Not just that, as per Reserve Bank of India regulations, banks are mandated to monitor suspicious transactions and flag them. However, this rarely happens. These shortcomings are indirectly aiding cyber criminals.

Moreover, banks are slow to respond when police seek information. Data accessed by The Hindu shows that major private-sector banks in the State took up to 30 days to reply to police queries in 2024, when the golden hour to freeze an account to prevent the swindled money, proceeds of cyber crimes is around two hours. The Bengaluru City Police’s Cybercrime Information Report (CIR) helpline has been a pioneer in this real time intervention. However, it depends on victims reporting crimes to the helpline within the golden hour and the banks also responding and acting with alacrity in the same time window. 

Mule accounts

In addition, victims face larger problems because of the existence of mule accounts. 

For example, a fraudster scamming a victim in Karnataka may use mule accounts based in another State to make police investigations more difficult. Likewise, the money withdrawal would occur in a third State, further complicating the trail.

“A foot soldier in the third State would withdraw the stolen funds and deposit them with a local money laundering agent. The agent’s counterpart in Karnataka would then pay the original fraudster,” the officer explained.

Cyber crime investigators also say that these foot soldiers choose ATMs with low surveillance or those that witness high foot traffic to avoid detection during withdrawals.
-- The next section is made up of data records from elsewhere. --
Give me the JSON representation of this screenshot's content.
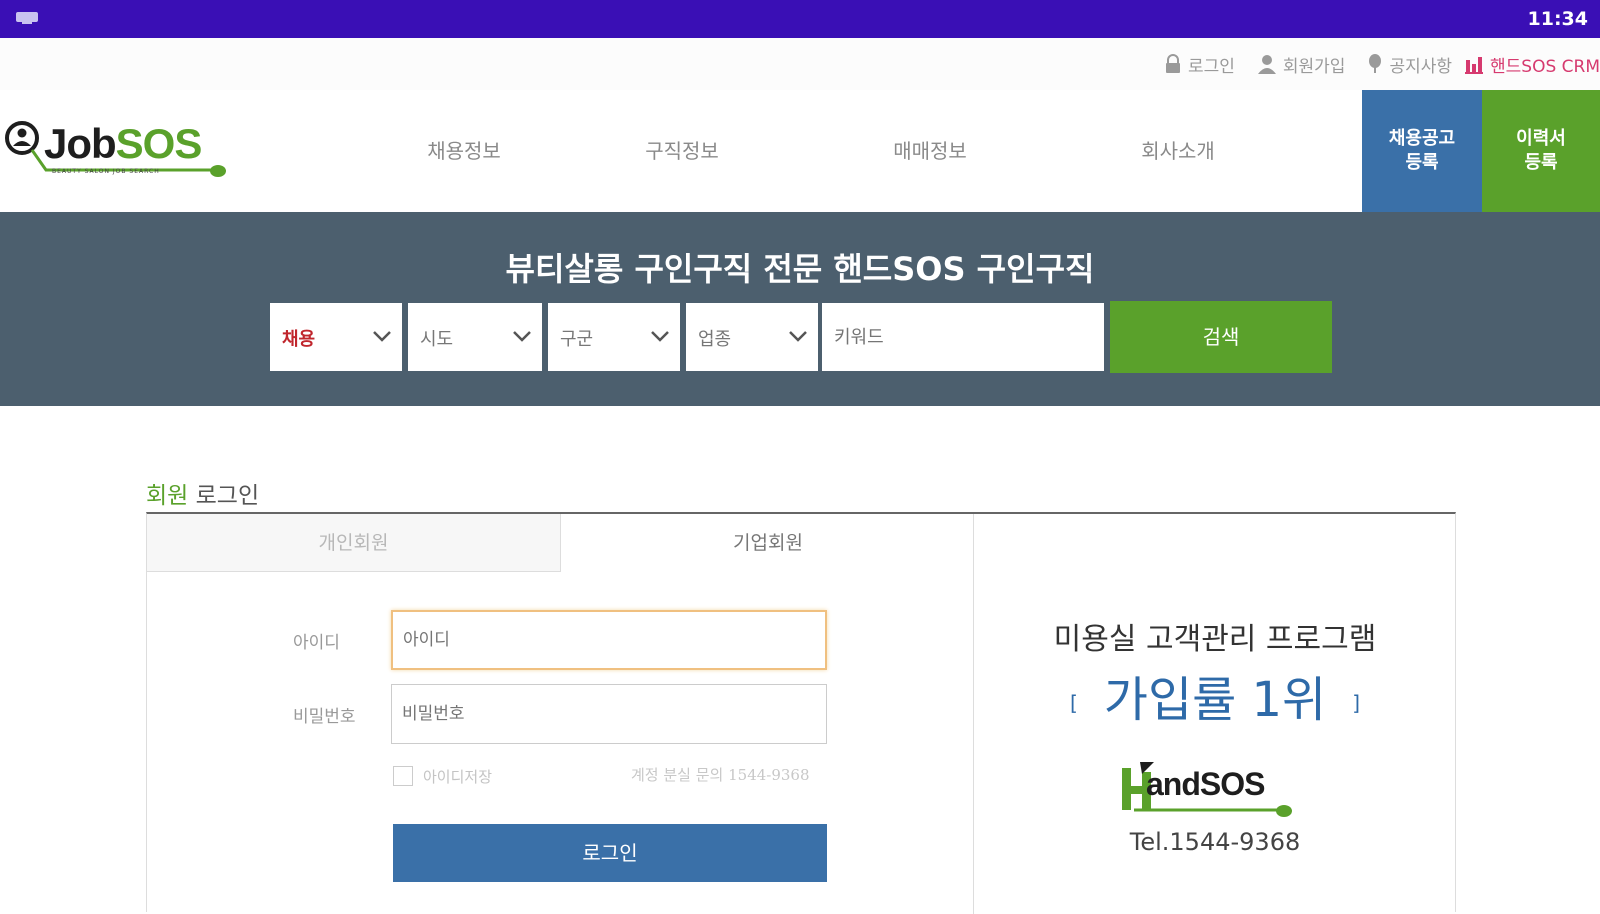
{
  "status_bar": {
    "time": "11:34"
  },
  "top_links": {
    "login": "로그인",
    "signup": "회원가입",
    "notice": "공지사항",
    "crm": "핸드SOS CRM"
  },
  "logo": {
    "brand_a": "Job",
    "brand_b": "SOS",
    "tagline": "BEAUTY SALON JOB SEARCH"
  },
  "nav": {
    "items": [
      "채용정보",
      "구직정보",
      "매매정보",
      "회사소개"
    ]
  },
  "header_buttons": {
    "job_post_line1": "채용공고",
    "job_post_line2": "등록",
    "resume_line1": "이력서",
    "resume_line2": "등록"
  },
  "banner": {
    "title": "뷰티살롱 구인구직 전문 핸드SOS 구인구직",
    "selects": [
      "채용",
      "시도",
      "구군",
      "업종"
    ],
    "keyword_placeholder": "키워드",
    "search_label": "검색"
  },
  "login": {
    "title_accent": "회원",
    "title_rest": " 로그인",
    "tab_personal": "개인회원",
    "tab_company": "기업회원",
    "id_label": "아이디",
    "id_placeholder": "아이디",
    "pw_label": "비밀번호",
    "pw_placeholder": "비밀번호",
    "remember_label": "아이디저장",
    "contact": "계정 분실 문의 1544-9368",
    "button_label": "로그인"
  },
  "promo": {
    "line1": "미용실 고객관리 프로그램",
    "bracket_open": "[",
    "line2": "가입률 1위",
    "bracket_close": "]",
    "logo_text": "andSOS",
    "tel": "Tel.1544-9368"
  },
  "colors": {
    "status_bar": "#3a0fb5",
    "brand_green": "#5aa12b",
    "brand_blue": "#3a70a8",
    "banner_bg": "#4c5f6e",
    "crm_pink": "#d63a6f"
  }
}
According to Ministry of Home Affairs documents accessed by The Hindu, several ATMs in Bengaluru, Mysuru, Shivamogga, and Kalaburagi have become hotspots for money mules withdrawing illicit funds. Among the top 10 locations, over five ATMs in Yelahanka alone have seen the highest volume of withdrawals. Banks in Bengaluru have also become key points where cheques are deposited and funds siphoned off from mule accounts.
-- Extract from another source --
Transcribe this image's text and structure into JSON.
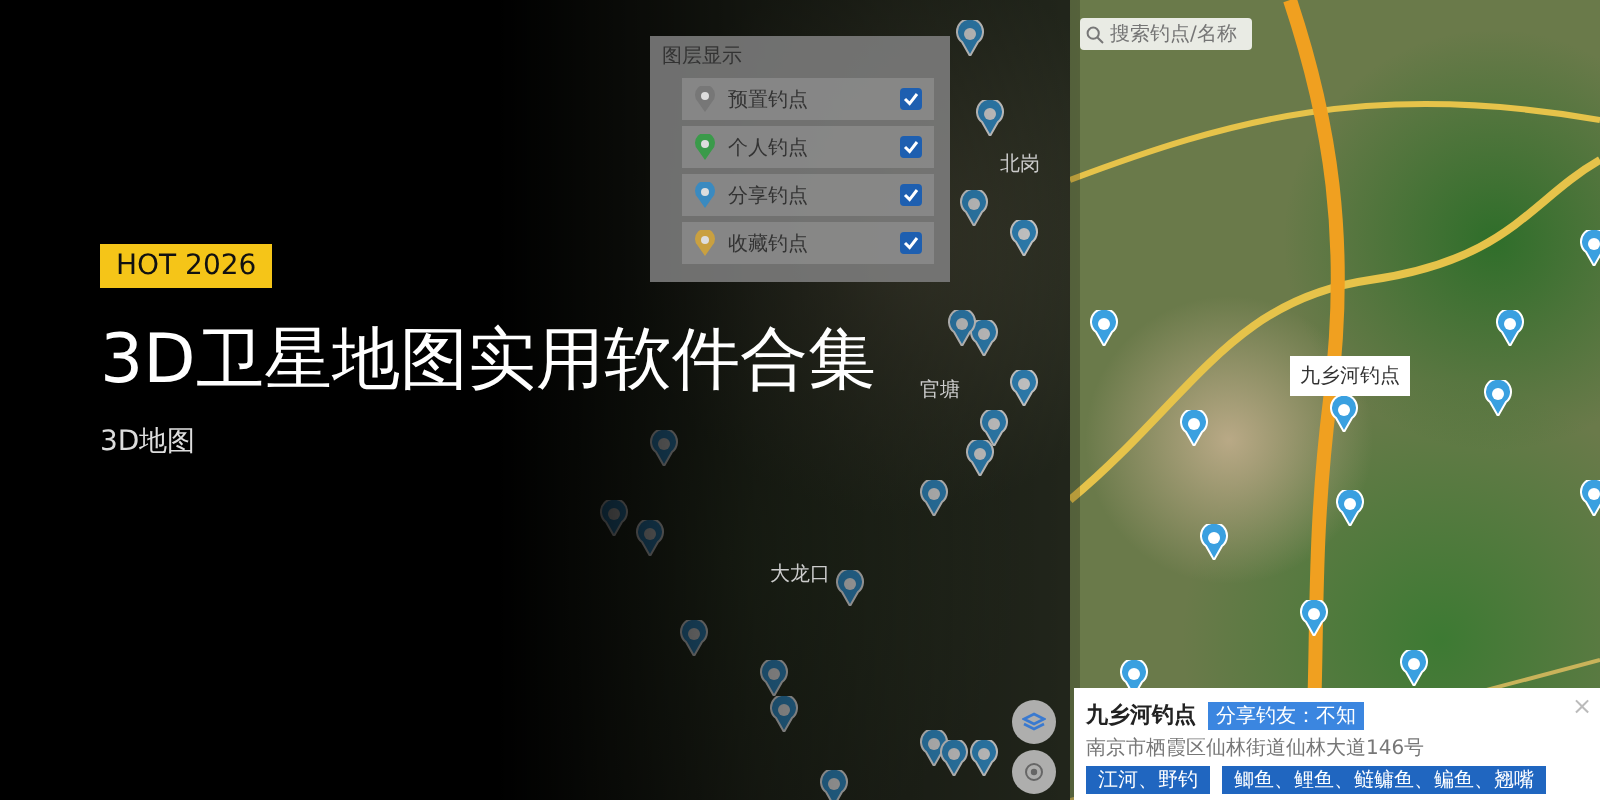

According to the CID officer, once investigators trace a victim’s money to a particular bank account, they must request the bank’s Law Enforcement Agency (LEA) officer to freeze it.

“After that, the victim must approach the court for an order, which is sent back to the bank through the investigator,” the officer explained. Upon receiving the court order, the bank transfers the funds to the account specified in the order.

However, complications arise when multiple victims are connected to the same mule account. “Mule accounts are often used for several frauds. When such an account is frozen, multiple victims submit court orders for the same funds,” the officer said. In such cases, banks are stuck. They may release funds on a first-come, first-served basis or, sometimes, not at all.

There have also been instances where victims received refunds from a mule account only to have their own accounts frozen later. “When the victim gets his or her money, their account becomes the last transaction point for that mule account. Investigators from other cases linked to the same mule account may see the last transaction also as a fraudulent one and freeze the first victim’s (the one that got a refund) account,” the officer added.

To address this, the Karnataka police issued a standing order stating that only the first layer of mule accounts should be frozen, while the money in the others should be lien-marked and not entirely frozen. However, investigators argue that this allows the second and third layers to remain active, despite their involvement in cyber crimes.

“When an account is frozen, no activity is allowed. However, when a specific amount is lien marked in the account, then that money will be frozen, but the account can function normally,” the officer explained.

These irregularities expose a lack of a standard operating procedure and highlight gaps in policing. Investigators believe the MHA must step in to rectify the issue. While the Indian Cybercrime Coordination Centre (I4C) oversees such matters, many of these issues remain unaddressed.